The role Thandiwe Newton only played out of spite: “Fuck you, I’m going to do this film”
She’s been Tom Cruise’s love interest in a Mission: Impossible movie, Condoleezza Rice in Oliver Stone’s W, the head of a simulated brothel in Westworld, a hormone monster in Big Mouth, and so much more.
Basically, Thandiwe Newton has done it all, and she usually does it pretty well.
The double Golden Globe nominee can also be found playing Dame Vaako in the sci-fi action romp The Chronicles of Riddick. The film, which Newton described as “camp as a row of tents” in an interview with The Telegraph, is the second instalment in the ‘Riddick’ series, which centres on Vin Diesel’s character of the same name.
Vaako is the wife of the Necromonger Commander (Karl Urban) tasked with destroying Riddick on the occupied planet of Helion Prime.
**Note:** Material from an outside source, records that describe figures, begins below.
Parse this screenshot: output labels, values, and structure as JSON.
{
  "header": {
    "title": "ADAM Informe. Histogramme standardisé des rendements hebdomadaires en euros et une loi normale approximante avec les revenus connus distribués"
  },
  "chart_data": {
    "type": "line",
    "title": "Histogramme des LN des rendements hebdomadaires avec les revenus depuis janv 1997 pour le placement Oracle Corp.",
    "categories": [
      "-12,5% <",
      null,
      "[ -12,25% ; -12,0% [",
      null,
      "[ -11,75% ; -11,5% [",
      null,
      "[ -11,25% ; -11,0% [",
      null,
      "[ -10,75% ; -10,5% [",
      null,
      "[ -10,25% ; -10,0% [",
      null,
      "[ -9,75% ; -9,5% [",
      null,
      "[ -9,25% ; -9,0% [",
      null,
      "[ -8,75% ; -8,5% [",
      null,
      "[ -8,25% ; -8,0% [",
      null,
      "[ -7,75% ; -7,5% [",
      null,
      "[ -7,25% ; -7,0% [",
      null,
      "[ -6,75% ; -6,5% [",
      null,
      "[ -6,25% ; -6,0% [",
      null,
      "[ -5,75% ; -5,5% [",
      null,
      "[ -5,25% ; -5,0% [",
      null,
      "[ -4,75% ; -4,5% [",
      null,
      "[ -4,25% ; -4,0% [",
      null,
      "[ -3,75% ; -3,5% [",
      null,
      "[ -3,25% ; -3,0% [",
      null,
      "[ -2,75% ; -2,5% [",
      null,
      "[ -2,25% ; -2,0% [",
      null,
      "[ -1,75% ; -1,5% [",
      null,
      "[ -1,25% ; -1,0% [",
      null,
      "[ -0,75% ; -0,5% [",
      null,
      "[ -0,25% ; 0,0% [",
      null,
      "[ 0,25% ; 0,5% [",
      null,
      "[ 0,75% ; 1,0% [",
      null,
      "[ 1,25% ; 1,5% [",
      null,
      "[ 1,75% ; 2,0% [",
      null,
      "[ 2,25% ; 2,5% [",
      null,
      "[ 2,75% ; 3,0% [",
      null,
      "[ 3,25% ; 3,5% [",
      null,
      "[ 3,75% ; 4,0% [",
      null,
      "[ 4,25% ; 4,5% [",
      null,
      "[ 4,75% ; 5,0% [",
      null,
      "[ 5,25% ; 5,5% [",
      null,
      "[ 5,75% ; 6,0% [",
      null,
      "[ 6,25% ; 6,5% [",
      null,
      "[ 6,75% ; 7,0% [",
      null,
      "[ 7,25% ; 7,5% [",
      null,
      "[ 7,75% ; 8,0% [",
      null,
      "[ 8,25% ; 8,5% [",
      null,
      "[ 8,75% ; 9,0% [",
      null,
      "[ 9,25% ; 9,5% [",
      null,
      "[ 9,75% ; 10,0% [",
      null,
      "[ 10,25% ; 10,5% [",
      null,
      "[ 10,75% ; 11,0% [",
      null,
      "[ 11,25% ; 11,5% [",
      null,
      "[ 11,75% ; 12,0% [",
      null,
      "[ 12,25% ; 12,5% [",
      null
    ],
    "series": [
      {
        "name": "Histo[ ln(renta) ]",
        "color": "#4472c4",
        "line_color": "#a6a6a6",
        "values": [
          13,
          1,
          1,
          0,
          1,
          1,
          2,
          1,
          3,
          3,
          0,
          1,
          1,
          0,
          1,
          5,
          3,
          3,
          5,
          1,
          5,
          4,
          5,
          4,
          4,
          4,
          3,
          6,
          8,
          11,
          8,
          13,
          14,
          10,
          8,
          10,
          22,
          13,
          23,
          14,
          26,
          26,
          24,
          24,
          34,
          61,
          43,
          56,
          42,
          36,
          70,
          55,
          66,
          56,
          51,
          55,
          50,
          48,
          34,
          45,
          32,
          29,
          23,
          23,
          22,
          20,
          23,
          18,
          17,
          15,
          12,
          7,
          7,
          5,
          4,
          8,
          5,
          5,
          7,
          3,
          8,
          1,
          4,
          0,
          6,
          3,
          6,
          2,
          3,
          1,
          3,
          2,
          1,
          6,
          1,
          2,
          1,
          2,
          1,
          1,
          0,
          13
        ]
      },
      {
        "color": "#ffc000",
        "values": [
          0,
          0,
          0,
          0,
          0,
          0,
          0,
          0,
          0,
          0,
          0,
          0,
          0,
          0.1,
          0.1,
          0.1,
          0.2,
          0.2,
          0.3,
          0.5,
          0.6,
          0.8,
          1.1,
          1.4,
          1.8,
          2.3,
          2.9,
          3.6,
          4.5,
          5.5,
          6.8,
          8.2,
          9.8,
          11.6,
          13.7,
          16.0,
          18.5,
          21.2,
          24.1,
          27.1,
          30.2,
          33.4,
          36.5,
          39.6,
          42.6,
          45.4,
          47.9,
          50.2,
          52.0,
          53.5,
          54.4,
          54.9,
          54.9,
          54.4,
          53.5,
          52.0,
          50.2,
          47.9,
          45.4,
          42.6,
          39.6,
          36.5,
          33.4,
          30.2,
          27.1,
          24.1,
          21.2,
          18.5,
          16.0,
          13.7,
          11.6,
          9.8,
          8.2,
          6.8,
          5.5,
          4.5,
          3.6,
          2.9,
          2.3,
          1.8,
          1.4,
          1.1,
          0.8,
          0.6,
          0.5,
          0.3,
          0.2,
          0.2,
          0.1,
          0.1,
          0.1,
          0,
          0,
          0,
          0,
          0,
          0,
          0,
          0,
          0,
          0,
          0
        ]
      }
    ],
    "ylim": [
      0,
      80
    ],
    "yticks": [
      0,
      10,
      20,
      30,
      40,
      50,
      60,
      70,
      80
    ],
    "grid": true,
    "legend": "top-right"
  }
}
She has greater ambitions for her husband than a military career, as her Lady Macbeth-like actions play a key role in the film’s climax.
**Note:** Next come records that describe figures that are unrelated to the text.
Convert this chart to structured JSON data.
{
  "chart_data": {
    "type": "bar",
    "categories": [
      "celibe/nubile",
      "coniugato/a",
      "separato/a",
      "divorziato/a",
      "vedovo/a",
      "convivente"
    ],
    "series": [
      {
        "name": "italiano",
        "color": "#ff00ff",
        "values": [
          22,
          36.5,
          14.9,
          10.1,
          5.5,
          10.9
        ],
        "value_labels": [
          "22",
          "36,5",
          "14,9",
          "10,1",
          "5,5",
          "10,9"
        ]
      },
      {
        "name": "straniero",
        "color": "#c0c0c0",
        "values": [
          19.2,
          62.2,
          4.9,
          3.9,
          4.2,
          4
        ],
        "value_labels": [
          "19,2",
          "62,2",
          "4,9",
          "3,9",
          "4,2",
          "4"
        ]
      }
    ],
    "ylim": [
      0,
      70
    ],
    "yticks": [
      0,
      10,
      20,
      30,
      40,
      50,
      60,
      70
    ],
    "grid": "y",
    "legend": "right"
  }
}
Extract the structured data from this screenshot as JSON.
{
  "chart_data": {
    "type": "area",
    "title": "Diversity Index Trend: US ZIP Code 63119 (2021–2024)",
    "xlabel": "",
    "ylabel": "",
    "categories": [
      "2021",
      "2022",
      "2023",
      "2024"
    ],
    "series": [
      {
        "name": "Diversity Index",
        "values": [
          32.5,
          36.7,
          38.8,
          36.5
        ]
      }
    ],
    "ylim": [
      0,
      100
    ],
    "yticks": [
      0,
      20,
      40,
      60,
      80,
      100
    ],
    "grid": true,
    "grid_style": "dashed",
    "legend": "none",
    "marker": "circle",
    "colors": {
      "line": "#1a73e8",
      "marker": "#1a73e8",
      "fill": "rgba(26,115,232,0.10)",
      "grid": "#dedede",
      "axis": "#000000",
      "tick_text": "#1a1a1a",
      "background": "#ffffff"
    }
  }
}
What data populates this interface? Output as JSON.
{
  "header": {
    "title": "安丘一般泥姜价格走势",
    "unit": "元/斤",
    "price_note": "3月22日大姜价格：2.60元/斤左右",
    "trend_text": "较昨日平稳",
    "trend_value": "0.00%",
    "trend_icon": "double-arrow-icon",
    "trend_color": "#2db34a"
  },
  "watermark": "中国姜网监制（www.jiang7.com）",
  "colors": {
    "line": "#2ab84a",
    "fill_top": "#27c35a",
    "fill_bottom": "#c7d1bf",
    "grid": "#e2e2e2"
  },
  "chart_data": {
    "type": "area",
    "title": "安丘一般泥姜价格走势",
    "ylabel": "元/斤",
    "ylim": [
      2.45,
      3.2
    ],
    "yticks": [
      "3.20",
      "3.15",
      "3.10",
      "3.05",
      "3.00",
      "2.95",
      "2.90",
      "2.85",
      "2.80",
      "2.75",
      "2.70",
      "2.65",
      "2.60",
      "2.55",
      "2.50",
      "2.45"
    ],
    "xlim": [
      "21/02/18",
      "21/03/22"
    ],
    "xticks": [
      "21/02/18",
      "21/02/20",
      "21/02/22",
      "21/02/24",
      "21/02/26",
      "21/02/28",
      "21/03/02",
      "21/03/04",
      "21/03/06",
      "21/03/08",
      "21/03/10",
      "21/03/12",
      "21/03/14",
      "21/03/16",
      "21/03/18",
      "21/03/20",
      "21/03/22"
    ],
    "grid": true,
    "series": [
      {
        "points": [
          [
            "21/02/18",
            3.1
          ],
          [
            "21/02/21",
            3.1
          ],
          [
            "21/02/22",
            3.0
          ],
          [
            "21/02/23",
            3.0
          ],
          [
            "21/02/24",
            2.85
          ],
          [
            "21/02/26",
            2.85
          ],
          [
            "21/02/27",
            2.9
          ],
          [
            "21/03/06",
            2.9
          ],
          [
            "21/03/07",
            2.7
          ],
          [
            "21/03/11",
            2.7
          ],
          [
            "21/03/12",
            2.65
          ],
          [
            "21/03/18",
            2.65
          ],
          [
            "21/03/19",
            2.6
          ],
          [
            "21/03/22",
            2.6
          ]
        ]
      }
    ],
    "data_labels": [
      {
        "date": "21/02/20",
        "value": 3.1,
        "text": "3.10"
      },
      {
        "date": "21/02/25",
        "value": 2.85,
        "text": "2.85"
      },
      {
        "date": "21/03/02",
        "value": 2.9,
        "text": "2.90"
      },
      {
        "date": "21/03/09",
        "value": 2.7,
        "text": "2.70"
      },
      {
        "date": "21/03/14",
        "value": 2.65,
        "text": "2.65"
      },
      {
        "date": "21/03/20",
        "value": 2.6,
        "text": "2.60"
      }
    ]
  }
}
This part was unlike anything else Newton had played up to this point in her career. Curious about why she was chosen, she went straight to the man in charge. “I remember [asking director] David Twohy about the role, and saying, I’m really intrigued, I’d never have cast myself in this, I admire your boldness,” she said in that same interview. “He said, ‘Oh, it wasn’t my idea, it was the head of the studio’. So I thought ‘Fuck you’, I’m going to do this film whether you like it or not”.
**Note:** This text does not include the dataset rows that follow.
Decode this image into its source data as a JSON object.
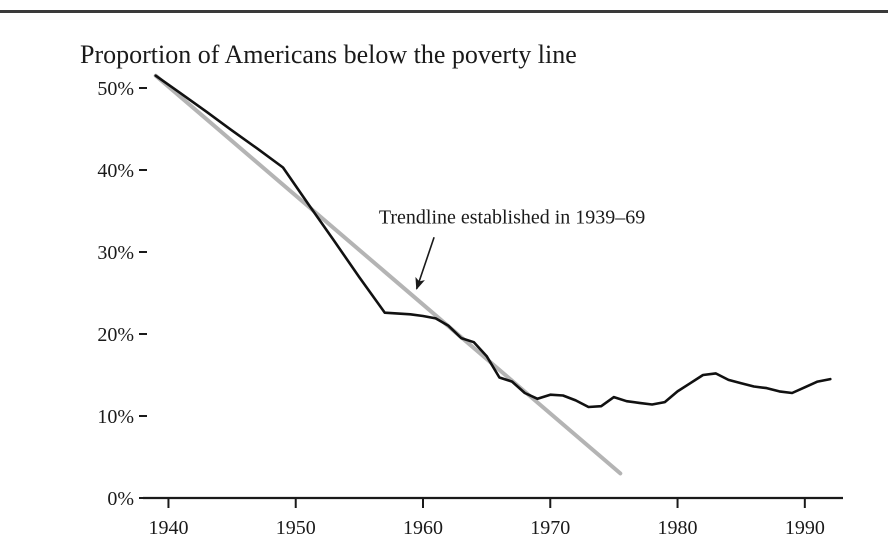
{
  "chart_data": {
    "type": "line",
    "title": "Proportion of Americans below the poverty line",
    "xlabel": "",
    "ylabel": "",
    "xlim": [
      1938,
      1993
    ],
    "ylim": [
      0,
      52
    ],
    "xticks": [
      1940,
      1950,
      1960,
      1970,
      1980,
      1990
    ],
    "xtick_labels": [
      "1940",
      "1950",
      "1960",
      "1970",
      "1980",
      "1990"
    ],
    "yticks": [
      0,
      10,
      20,
      30,
      40,
      50
    ],
    "ytick_labels": [
      "0%",
      "10%",
      "20%",
      "30%",
      "40%",
      "50%"
    ],
    "grid": false,
    "series": [
      {
        "role": "actual",
        "color": "#111111",
        "x": [
          1939,
          1941,
          1943,
          1945,
          1947,
          1949,
          1951,
          1953,
          1955,
          1957,
          1959,
          1960,
          1961,
          1962,
          1963,
          1964,
          1965,
          1966,
          1967,
          1968,
          1969,
          1970,
          1971,
          1972,
          1973,
          1974,
          1975,
          1976,
          1977,
          1978,
          1979,
          1980,
          1981,
          1982,
          1983,
          1984,
          1985,
          1986,
          1987,
          1988,
          1989,
          1990,
          1991,
          1992
        ],
        "y": [
          51.5,
          49.3,
          47.1,
          44.8,
          42.6,
          40.3,
          35.8,
          31.4,
          26.9,
          22.6,
          22.4,
          22.2,
          21.9,
          21.0,
          19.5,
          19.0,
          17.3,
          14.7,
          14.2,
          12.8,
          12.1,
          12.6,
          12.5,
          11.9,
          11.1,
          11.2,
          12.3,
          11.8,
          11.6,
          11.4,
          11.7,
          13.0,
          14.0,
          15.0,
          15.2,
          14.4,
          14.0,
          13.6,
          13.4,
          13.0,
          12.8,
          13.5,
          14.2,
          14.5
        ]
      },
      {
        "role": "trendline",
        "color": "#b4b4b4",
        "x": [
          1939,
          1975.5
        ],
        "y": [
          51.5,
          3.0
        ]
      }
    ],
    "annotations": [
      {
        "text": "Trendline established in 1939–69",
        "x": 1967,
        "y": 33.5,
        "arrow_to": [
          1959.5,
          25.5
        ]
      }
    ]
  }
}
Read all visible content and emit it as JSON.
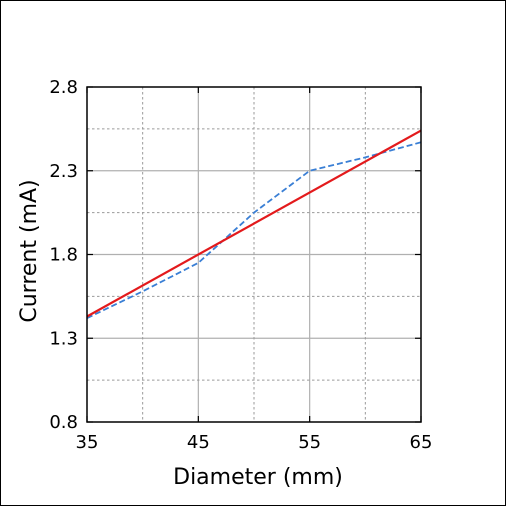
{
  "chart_data": {
    "type": "line",
    "title": "",
    "xlabel": "Diameter (mm)",
    "ylabel": "Current (mA)",
    "xlim": [
      35,
      65
    ],
    "ylim": [
      0.8,
      2.8
    ],
    "x_ticks": [
      35,
      45,
      55,
      65
    ],
    "x_tick_labels": [
      "35",
      "45",
      "55",
      "65"
    ],
    "x_minor_gridlines": [
      40,
      50,
      60
    ],
    "y_ticks": [
      0.8,
      1.3,
      1.8,
      2.3,
      2.8
    ],
    "y_tick_labels": [
      "0.8",
      "1.3",
      "1.8",
      "2.3",
      "2.8"
    ],
    "y_minor_gridlines": [
      1.05,
      1.55,
      2.05,
      2.55
    ],
    "grid": true,
    "legend": "none",
    "series": [
      {
        "style": "dashed",
        "color": "#3a7fd5",
        "x": [
          35,
          40,
          45,
          50,
          55,
          60,
          65
        ],
        "y": [
          1.42,
          1.58,
          1.75,
          2.05,
          2.3,
          2.38,
          2.47
        ]
      },
      {
        "style": "solid",
        "color": "#e31a1c",
        "x": [
          35,
          65
        ],
        "y": [
          1.43,
          2.54
        ]
      }
    ]
  }
}
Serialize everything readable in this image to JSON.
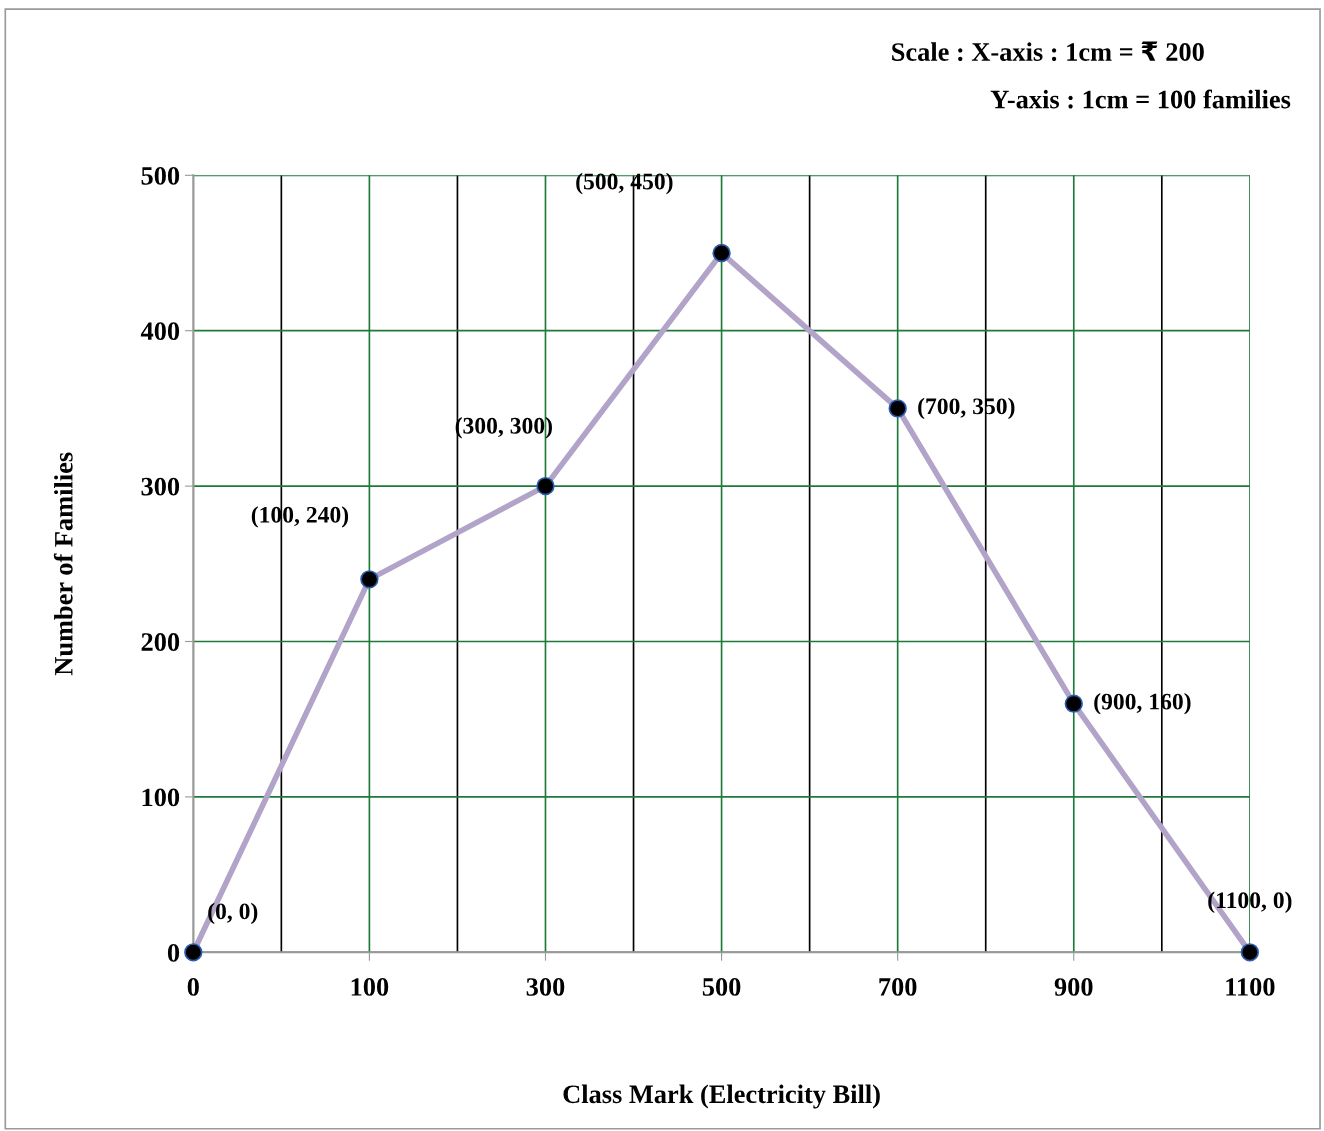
{
  "chart_data": {
    "type": "line",
    "xlabel": "Class Mark (Electricity Bill)",
    "ylabel": "Number of Families",
    "categories": [
      "0",
      "100",
      "300",
      "500",
      "700",
      "900",
      "1100"
    ],
    "series": [
      {
        "color": "#b2a3c9",
        "values": [
          0,
          240,
          300,
          450,
          350,
          160,
          0
        ],
        "value_labels": [
          "(0, 0)",
          "(100, 240)",
          "(300, 300)",
          "(500, 450)",
          "(700, 350)",
          "(900, 160)",
          "(1100, 0)"
        ]
      }
    ],
    "ylim": [
      0,
      500
    ],
    "yticks": [
      0,
      100,
      200,
      300,
      400,
      500
    ],
    "grid": true,
    "marker": "circle",
    "line_style": "solid",
    "legend": false,
    "annotations": [
      "Scale : X-axis : 1cm = ₹ 200",
      "Y-axis : 1cm = 100 families"
    ]
  }
}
As the star continued, she explained that taking the role wasn’t about pissing off one snobby director, but about taking on an entire system. “I like being challenged and doing unexpected things, and I also love not being pigeonholed,” she said. “All I was hearing when I was starting out was that if you’re a Black actor in England, you play pimps or policemen”.
“Things have changed, and I’m really proud of that; I’m a champion for defying convention and challenging stereotypes.”
Thandiwe Newton
Newton’s race was very much a defining feature of her early roles. She played Yvette, a slave, in Interview with the Vampire, and appeared in the film Jefferson in Paris as Sally Hemings, an enslaved woman believed to have been impregnated several times by US Founding Father and President, Thomas Jefferson. The reason why she reverted back to the original spelling of her name was to reclaim her Zimbabwean heritage, after years of worrying it might adversely affect her career.
It seems like Newton’s trip to outer space did help in expanding her repertoire. Other big jobs over the next few years included a role in the ‘Best Picture’ winner Crash, playing a slimy mob accountant in Guy Ritchie’s Rocknrolla, and the daughter of Danny Glover’s US President in disaster movie 2012. Considering she was playing a president’s slave just over a decade earlier, that’s a remarkable turn of events.
Never one to back down from powerful people, Newton’s appearance in The Chronicles of Riddick is about way more than starring in a blockbuster. It’s symbolic of her struggle to be recognised as more than just a ‘Black’ actor and to blaze a trail for those who followed her, including her own daughter, the actor Nico Parker.